Functions of the World Health Organization (WHO)
- Prevention and Control of Specific Diseases:
- Achieved global success with the eradication of smallpox.
- Actively working on the elimination/eradication of other diseases.
- Provides epidemiological information through the Automatic Telex Reply Service (ATRS) and the Weekly Epidemiological Record.
- Implements the WHO emergency scheme for epidemic control.
- Addresses both communicable diseases (e.g., smallpox, malaria) and noncommunicable diseases (e.g., cancer, diabetes, hypertension, heart diseases).
- Quality Control of Drugs:
- Ensures the quality of medicines used worldwide.
- Immunization:
- Promotes immunization against common childhood diseases through programs like the Expanded Program on Immunization (EPI).
- Development of Comprehensive Health Services:
- Supports health policy development and organizes health systems based on primary health care principles.
- Promotes the use of Appropriate Technology for Health (ATH) to encourage self-sufficiency in addressing health problems.
- Family Health:
- Since 1970, WHO has focused on maternal and child health. It has also concentrated on human reproduction, nutrition, and health education to improve quality of life.
- Biomedical Research:
- Stimulates and coordinates research activities through a global network of research centers.
- Provides grants to researchers and institutions for health-related research.
- Health Statistics:
- Publishes data on morbidity and mortality to facilitate comparisons between countries.
- Releases key publications like:
- Weekly Epidemiological Record
- World Health Statistics Quarterly
- World Health Statistics Annual
- International Classification of Diseases (ICD), updated every 10 years.
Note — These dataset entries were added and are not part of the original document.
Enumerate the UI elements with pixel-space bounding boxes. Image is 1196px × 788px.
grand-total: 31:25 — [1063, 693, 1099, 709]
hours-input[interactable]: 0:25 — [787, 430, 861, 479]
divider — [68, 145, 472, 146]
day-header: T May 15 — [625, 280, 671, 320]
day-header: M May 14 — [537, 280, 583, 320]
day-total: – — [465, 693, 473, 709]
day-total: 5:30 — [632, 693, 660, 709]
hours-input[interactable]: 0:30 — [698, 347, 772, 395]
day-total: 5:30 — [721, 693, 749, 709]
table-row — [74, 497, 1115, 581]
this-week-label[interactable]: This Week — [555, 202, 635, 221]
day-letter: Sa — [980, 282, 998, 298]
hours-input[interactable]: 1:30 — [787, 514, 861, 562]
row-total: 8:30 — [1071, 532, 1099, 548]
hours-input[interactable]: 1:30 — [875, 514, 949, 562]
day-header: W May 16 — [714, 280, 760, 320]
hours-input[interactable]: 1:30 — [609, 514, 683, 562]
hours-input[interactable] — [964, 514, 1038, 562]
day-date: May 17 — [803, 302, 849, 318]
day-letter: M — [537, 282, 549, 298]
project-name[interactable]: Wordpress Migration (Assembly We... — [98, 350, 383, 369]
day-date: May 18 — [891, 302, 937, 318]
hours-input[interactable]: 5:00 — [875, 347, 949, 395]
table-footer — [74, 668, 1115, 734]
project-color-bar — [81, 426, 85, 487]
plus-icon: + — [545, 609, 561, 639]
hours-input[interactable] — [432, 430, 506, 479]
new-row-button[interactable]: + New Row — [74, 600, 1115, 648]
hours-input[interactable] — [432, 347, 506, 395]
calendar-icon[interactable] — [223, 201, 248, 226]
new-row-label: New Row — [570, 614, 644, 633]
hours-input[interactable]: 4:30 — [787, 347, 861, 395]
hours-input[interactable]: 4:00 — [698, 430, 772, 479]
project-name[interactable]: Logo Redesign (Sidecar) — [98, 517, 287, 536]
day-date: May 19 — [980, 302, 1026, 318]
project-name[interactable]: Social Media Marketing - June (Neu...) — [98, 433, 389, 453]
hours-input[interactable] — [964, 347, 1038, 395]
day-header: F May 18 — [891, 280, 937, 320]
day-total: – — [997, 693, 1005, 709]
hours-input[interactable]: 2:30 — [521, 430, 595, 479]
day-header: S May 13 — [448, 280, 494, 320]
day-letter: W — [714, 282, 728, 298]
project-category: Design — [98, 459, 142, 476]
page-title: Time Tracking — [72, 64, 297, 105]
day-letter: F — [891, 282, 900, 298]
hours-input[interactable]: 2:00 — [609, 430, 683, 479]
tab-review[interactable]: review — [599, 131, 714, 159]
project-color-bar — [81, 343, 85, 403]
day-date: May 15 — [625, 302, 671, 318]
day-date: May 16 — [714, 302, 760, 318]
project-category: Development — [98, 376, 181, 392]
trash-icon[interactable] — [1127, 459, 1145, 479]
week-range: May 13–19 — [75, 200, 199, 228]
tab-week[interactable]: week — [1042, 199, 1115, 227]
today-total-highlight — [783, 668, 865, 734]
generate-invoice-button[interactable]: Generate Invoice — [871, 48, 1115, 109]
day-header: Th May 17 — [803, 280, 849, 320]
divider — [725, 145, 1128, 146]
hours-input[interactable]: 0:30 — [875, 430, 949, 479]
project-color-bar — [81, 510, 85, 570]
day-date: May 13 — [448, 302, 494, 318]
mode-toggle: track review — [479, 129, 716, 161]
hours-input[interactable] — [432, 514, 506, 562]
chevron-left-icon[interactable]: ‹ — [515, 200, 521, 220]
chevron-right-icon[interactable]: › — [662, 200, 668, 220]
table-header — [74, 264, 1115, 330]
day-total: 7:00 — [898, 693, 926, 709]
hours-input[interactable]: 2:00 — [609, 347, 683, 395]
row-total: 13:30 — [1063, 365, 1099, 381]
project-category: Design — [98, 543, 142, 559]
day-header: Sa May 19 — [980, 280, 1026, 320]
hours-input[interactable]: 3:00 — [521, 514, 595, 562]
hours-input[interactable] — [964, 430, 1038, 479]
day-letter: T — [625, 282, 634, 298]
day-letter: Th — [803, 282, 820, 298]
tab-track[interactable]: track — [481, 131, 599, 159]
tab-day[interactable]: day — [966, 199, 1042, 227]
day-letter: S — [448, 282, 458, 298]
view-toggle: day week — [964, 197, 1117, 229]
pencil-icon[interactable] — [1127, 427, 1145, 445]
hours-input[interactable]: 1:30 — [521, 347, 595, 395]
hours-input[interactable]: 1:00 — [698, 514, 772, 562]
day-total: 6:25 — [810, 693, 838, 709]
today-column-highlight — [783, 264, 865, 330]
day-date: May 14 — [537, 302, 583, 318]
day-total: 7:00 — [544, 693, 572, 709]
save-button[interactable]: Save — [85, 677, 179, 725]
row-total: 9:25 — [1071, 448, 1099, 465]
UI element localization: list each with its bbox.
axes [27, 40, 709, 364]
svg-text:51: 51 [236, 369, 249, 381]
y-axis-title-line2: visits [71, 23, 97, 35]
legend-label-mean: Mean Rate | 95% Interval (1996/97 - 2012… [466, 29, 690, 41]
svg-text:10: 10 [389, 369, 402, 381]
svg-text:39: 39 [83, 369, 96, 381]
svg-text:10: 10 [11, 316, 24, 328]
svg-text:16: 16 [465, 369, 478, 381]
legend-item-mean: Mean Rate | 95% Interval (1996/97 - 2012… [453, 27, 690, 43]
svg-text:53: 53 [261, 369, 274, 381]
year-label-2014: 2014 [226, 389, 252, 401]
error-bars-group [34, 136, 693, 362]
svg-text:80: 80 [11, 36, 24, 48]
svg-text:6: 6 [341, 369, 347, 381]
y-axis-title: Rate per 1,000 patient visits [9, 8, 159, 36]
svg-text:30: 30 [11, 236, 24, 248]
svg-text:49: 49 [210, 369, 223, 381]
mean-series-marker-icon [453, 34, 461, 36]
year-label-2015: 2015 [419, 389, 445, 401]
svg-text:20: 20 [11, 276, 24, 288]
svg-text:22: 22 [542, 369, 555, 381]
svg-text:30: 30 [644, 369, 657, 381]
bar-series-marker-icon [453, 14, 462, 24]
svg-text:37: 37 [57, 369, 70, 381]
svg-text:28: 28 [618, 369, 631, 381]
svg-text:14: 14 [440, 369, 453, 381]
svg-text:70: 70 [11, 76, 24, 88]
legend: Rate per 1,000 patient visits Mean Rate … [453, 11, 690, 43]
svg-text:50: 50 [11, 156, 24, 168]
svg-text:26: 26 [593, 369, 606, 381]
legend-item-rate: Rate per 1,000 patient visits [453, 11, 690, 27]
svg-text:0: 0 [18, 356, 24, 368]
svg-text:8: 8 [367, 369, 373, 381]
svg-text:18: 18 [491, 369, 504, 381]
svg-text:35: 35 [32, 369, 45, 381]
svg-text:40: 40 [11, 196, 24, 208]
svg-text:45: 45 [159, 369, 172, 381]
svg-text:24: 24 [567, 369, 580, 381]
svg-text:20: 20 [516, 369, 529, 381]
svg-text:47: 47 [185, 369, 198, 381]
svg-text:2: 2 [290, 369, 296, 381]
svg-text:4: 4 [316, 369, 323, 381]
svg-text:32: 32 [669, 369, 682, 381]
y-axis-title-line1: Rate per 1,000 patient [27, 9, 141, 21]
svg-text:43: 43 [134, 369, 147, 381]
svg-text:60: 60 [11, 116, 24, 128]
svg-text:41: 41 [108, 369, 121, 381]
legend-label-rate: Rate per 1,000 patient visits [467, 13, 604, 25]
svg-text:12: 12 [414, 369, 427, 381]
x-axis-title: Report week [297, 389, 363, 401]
- Assists countries in planning health information systems.
- Environmental Health:
- Encourages nations to improve sanitation. Nations should also enhance the quality of environmental factors such as air quality, housing, ventilation, food safety, and workplace safety.
- Develops programs like the WHO Environmental Health Criteria Program and the WHO Environmental Health Monitoring Program.
- Collaboration with Other Organizations:
- Works closely with the United Nations and other specialized international agencies.
- Maintains relationships with various international governmental organizations.
WHO Regional Centers
WHO has established regional centers to address the unique health needs of different geographical areas. These centers are:
- South-East Asia: New Delhi, India
- Africa: Brazzaville, Congo
- The Americas: Washington DC, USA
- Europe: Copenhagen, Denmark
- Eastern Mediterranean: Alexandria, Egypt
- Western Pacific: Manila, Philippines
Regional Offices are headed by a Regional Director and supported by technical and administrative officers. A Regional Committee, composed of representatives from member countries, meets annually to review regional health programs and policies.